Freelance vs salarié en 2026 : le comparatif complet

Freelance vs salarié : la question que se posent des centaines de milliers de professionnels français chaque année. Revenus nets, sécurité, retraite, liberté, couverture sociale — ce comparatif chiffré vous donne les éléments concrets pour décider, avec un simulateur de revenu net pour les deux statuts.

En résumé
  • Revenus : le freelance gagne 10 à 40 % de plus en net à profil équivalent — mais uniquement s’il facture 150+ jours/an
  • Sécurité : le salarié conserve l’avantage sur le chômage, la retraite, les congés payés et la protection en cas d’arrêt maladie
  • Liberté : le freelance choisit ses clients, ses horaires et ses projets — ce que le salariat ne permet pas
  • Conclusion : le freelance est gagnant financièrement pour les profils expérimentés avec un TJM > 400 €/jour ; le salariat reste préférable pour les débutants et les profils moins commerciaux

Revenus : le freelance gagne-t-il vraiment plus ?

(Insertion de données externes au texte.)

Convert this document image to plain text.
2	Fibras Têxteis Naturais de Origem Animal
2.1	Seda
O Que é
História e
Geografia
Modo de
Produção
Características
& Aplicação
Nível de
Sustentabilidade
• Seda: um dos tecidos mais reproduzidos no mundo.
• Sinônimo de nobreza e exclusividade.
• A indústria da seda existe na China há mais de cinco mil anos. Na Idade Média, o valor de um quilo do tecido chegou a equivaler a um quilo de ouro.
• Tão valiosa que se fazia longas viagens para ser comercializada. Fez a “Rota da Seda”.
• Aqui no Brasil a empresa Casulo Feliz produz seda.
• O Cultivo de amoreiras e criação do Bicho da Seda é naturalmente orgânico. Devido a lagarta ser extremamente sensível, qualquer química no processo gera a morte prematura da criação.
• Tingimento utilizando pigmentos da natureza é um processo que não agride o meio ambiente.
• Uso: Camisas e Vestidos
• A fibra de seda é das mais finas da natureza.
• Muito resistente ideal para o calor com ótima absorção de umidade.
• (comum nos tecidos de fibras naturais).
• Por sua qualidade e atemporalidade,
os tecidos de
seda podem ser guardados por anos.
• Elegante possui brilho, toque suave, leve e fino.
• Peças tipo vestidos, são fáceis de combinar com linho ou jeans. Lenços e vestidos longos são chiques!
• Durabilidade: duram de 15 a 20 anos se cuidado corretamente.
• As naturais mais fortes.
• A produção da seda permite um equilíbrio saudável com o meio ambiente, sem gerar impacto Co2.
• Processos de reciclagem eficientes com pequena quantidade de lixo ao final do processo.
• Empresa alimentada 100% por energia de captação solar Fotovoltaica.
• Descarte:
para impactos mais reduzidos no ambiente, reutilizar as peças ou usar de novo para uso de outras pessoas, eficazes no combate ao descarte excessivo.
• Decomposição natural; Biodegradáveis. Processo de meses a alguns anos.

La réponse courte : oui, mais pas autant qu’on le croit souvent. Et surtout, pas automatiquement.

Un développeur senior payé 60 000 € brut/an en CDI coûte à l’entreprise environ 85 000 € (charges patronales incluses). Le même profil en freelance peut facturer 600 €/jour × 160 jours = 96 000 € de CA. Après cotisations URSSAF en micro-entreprise (24 576 €) et impôts (environ 16 000 €), il lui reste 55 400 € net — contre 40 000 € net pour le salarié. Gain réel : +38 %.

La variable clé : les jours facturés

Un freelance qui facture 130 jours/an (vacances, prospection, périodes creuses) avec un TJM de 600 € gagne 78 000 € de CA — soit après charges et impôts environ 44 000 € net. Quasiment identique au salarié. La rentabilité du freelance dépend fondamentalement du nombre de jours effectivement facturés.

L’équation change radicalement à la hausse avec l’expérience : un consultant à 800 €/jour, 175 jours facturés, accumule 140 000 € de CA. En SASU optimisée (rémunération + dividendes), le revenu net peut atteindre 80 000 à 95 000 €/an — soit 2 à 2,5 fois le revenu d’un cadre senior salarié à profil équivalent.

Simulateur de revenu net comparé 2026

🧮 Comparez votre revenu net — Freelance vs Salarié
Freelance
TJM (€/jour)
Jours facturés/an160 j
Statut
Salarié
Salaire brut/an (€)
Charges patronales42 %
Cotisations salariales23 %
Revenu net freelance
53 200 €
CA : 80 000 € · Charges : 26 800 €
Revenu net salarié
42 350 €
Coût employeur : 78 100 €
Le freelance gagne +25,7 % de plus en net

Protection sociale et sécurité : l’avantage du salarié

Sur la protection sociale, le salarié conserve un avantage structurel que le freelance doit compenser activement :

CouvertureFreelance (micro)Salarié
Chômage ATI limitée (800 €/mois max, sous conditions) ARE jusqu’à 75 % du salaire, 2 ans
MaladieIJ après 1 an d’activité, montant souvent faible Maintien de salaire + IJ patronales
RetraiteCotisations réduites → droits réduits Cotisations patronales incluses → droits complets
Congés payés À provisionner soi-même 5 semaines payées incluses
Mutuelle santéÀ souscrire seul (100–250 €/mois) 50 % pris en charge par l’employeur
PrévoyanceÀ souscrire seul Souvent incluse dans les accords de branche
FormationCPF réduit (0,1 % du CA) CPF plein + plan de formation employeur
La protection sociale du freelance se construit — elle ne vient pas automatiquement

Un freelance organisé prévoit : mutuelle indépendant (150–200 €/mois), PER individuel (10–15 % du CA), épargne de précaution (6 mois de charges), et contrat prévoyance en cas d’arrêt. Ces coûts doivent être intégrés dans le calcul du TJM minimum viable.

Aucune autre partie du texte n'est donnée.